FINRA defines a unit investment trust is a type of investment company that issues securities (referred to as units) representing undivided interests in a relatively fixed portfolio of securities. The securities are generally issued by a sponsor that assembles the UIT’s portfolio of securities, deposits the securities into a trust, and then sells units of the UIT in a public offering. The units are redeemable securities that are issued for a specific term, where each investor is entitled to receive a proportionate share of the UIT’s net assets upon redemption or termination.
The AWC indicated that Rittberger used a consistent pitch to ascertain customers’ interest in the Municipal UITs, telling the customers that the UITs had historically earned five percent annual returns and were expected to continue to perform well, despite there being no guarantees.

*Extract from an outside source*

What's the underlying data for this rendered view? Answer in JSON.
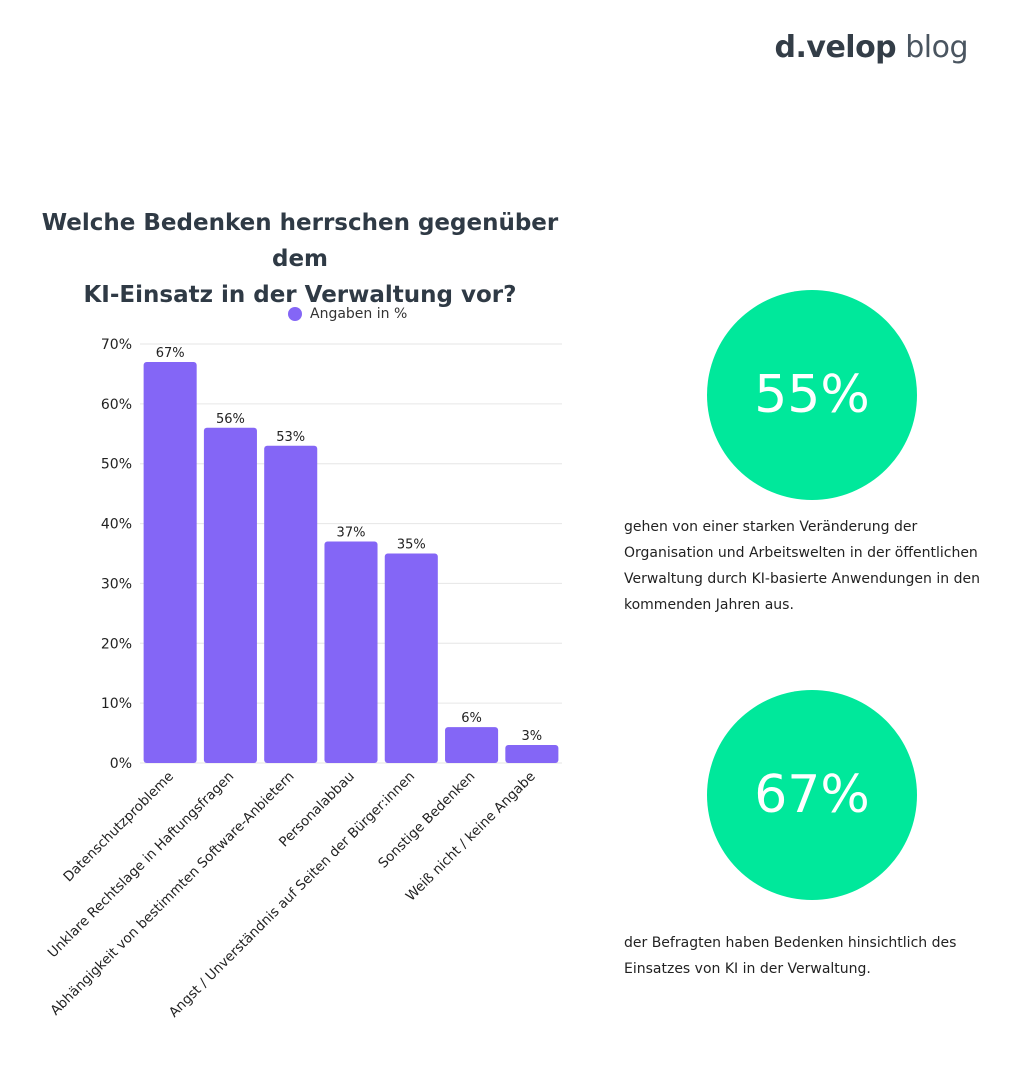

The AWC stated that after Rittberger had determined the customers’ interest and completed paperwork for the customers, he passed the relevant information to his colleagues, Series 7 registered representatives, for completion of the sale. The AWC indicated that colleagues did not follow up with customers to discuss their investment goals and the UITs in greater detail prior to completing and submitting paperwork.

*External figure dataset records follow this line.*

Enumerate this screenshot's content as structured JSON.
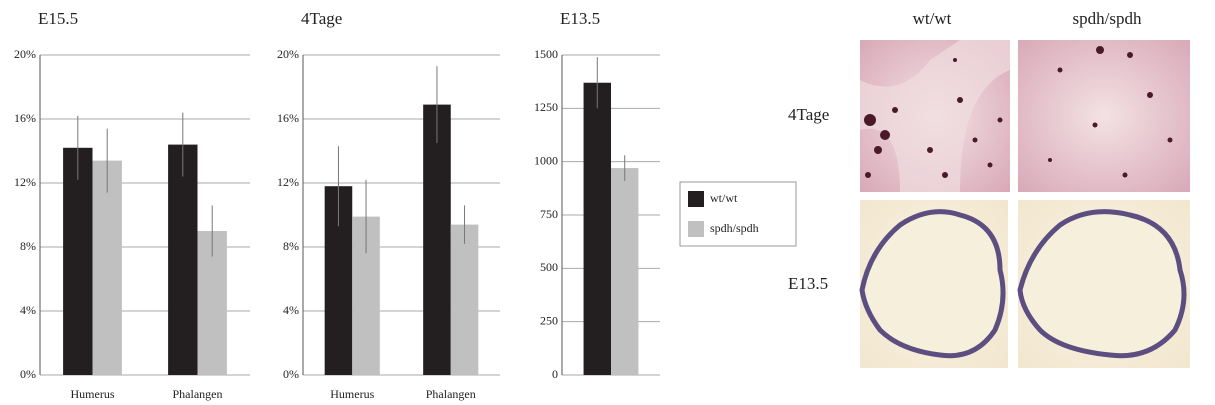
{
  "chart_data": [
    {
      "type": "bar",
      "title": "E15.5",
      "categories": [
        "Humerus",
        "Phalangen"
      ],
      "series": [
        {
          "name": "wt/wt",
          "color": "#231f20",
          "values": [
            14.2,
            14.4
          ],
          "errors": [
            2.0,
            2.0
          ]
        },
        {
          "name": "spdh/spdh",
          "color": "#c0c0c0",
          "values": [
            13.4,
            9.0
          ],
          "errors": [
            2.0,
            1.6
          ]
        }
      ],
      "ylim": [
        0,
        20
      ],
      "yticks": [
        {
          "value": 0,
          "label": "0%"
        },
        {
          "value": 4,
          "label": "4%"
        },
        {
          "value": 8,
          "label": "8%"
        },
        {
          "value": 12,
          "label": "12%"
        },
        {
          "value": 16,
          "label": "16%"
        },
        {
          "value": 20,
          "label": "20%"
        }
      ],
      "grid": true
    },
    {
      "type": "bar",
      "title": "4Tage",
      "categories": [
        "Humerus",
        "Phalangen"
      ],
      "series": [
        {
          "name": "wt/wt",
          "color": "#231f20",
          "values": [
            11.8,
            16.9
          ],
          "errors": [
            2.5,
            2.4
          ]
        },
        {
          "name": "spdh/spdh",
          "color": "#c0c0c0",
          "values": [
            9.9,
            9.4
          ],
          "errors": [
            2.3,
            1.2
          ]
        }
      ],
      "ylim": [
        0,
        20
      ],
      "yticks": [
        {
          "value": 0,
          "label": "0%"
        },
        {
          "value": 4,
          "label": "4%"
        },
        {
          "value": 8,
          "label": "8%"
        },
        {
          "value": 12,
          "label": "12%"
        },
        {
          "value": 16,
          "label": "16%"
        },
        {
          "value": 20,
          "label": "20%"
        }
      ],
      "grid": true
    },
    {
      "type": "bar",
      "title": "E13.5",
      "categories": [
        null
      ],
      "series": [
        {
          "name": "wt/wt",
          "color": "#231f20",
          "values": [
            1370
          ],
          "errors": [
            120
          ]
        },
        {
          "name": "spdh/spdh",
          "color": "#c0c0c0",
          "values": [
            970
          ],
          "errors": [
            60
          ]
        }
      ],
      "ylim": [
        0,
        1500
      ],
      "yticks": [
        0,
        250,
        500,
        750,
        1000,
        1250,
        1500
      ],
      "grid": true,
      "legend": "right"
    }
  ],
  "micrographs": {
    "columns": [
      "wt/wt",
      "spdh/spdh"
    ],
    "rows": [
      "4Tage",
      "E13.5"
    ]
  }
}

The AWC further stated that Rittberger, who learned about the UITs solely through brief conversations with his registered representative colleagues, did not perform any other reasonable due diligence on the UITs prior to recommending them to customers. Specifically, FINRA claimed that Rittberger failed to read the prospectuses or literature for the UITS and failed to learn about UITs from wholesalers or other employees of the issuing product sponsor. FINRA found that Rittberger therefore failed to know about how the closed end funds in the UIT’s portfolios were leveraged or understood the associated effect of the leverage; failed to know that that the closed end funds could invest in junk bonds or understand the risk associated with such; failed to understand the volatility that the closed end funds and UITs were subject to; failed to know that the closed end funds invested in bonds whose maturities did not match the trusts’ termination dates; failed to understand the liquidity and secondary market for the UITs; and failed to understand how the UIT investments would be valued at the trust termination.
FINRA Conduct Rule 2111 provides that a member or an associated person must have a reasonable basis to believe that a recommended transaction or investment strategy involving a security or securities is suitable for the customer, based on the information obtained through the reasonable diligence of the member or associated person to ascertain the customer’s investment profile.
A customer’s investment profile includes, but is not limited to, the customer’s age, other investments, financial situation and needs, tax status, investment objectives, investment experience, investment time horizon, liquidity needs, risk tolerance, and any other information the customer may disclose to the member or associated person in connection with such recommendation.
Public disclosure records reveal that Rittberger was subject to a customer dispute on June 13, 2013, where he settled with the customer for $17,670.13 amid allegations of misrepresentation in the sale of the unit investment trust that the customer purchased.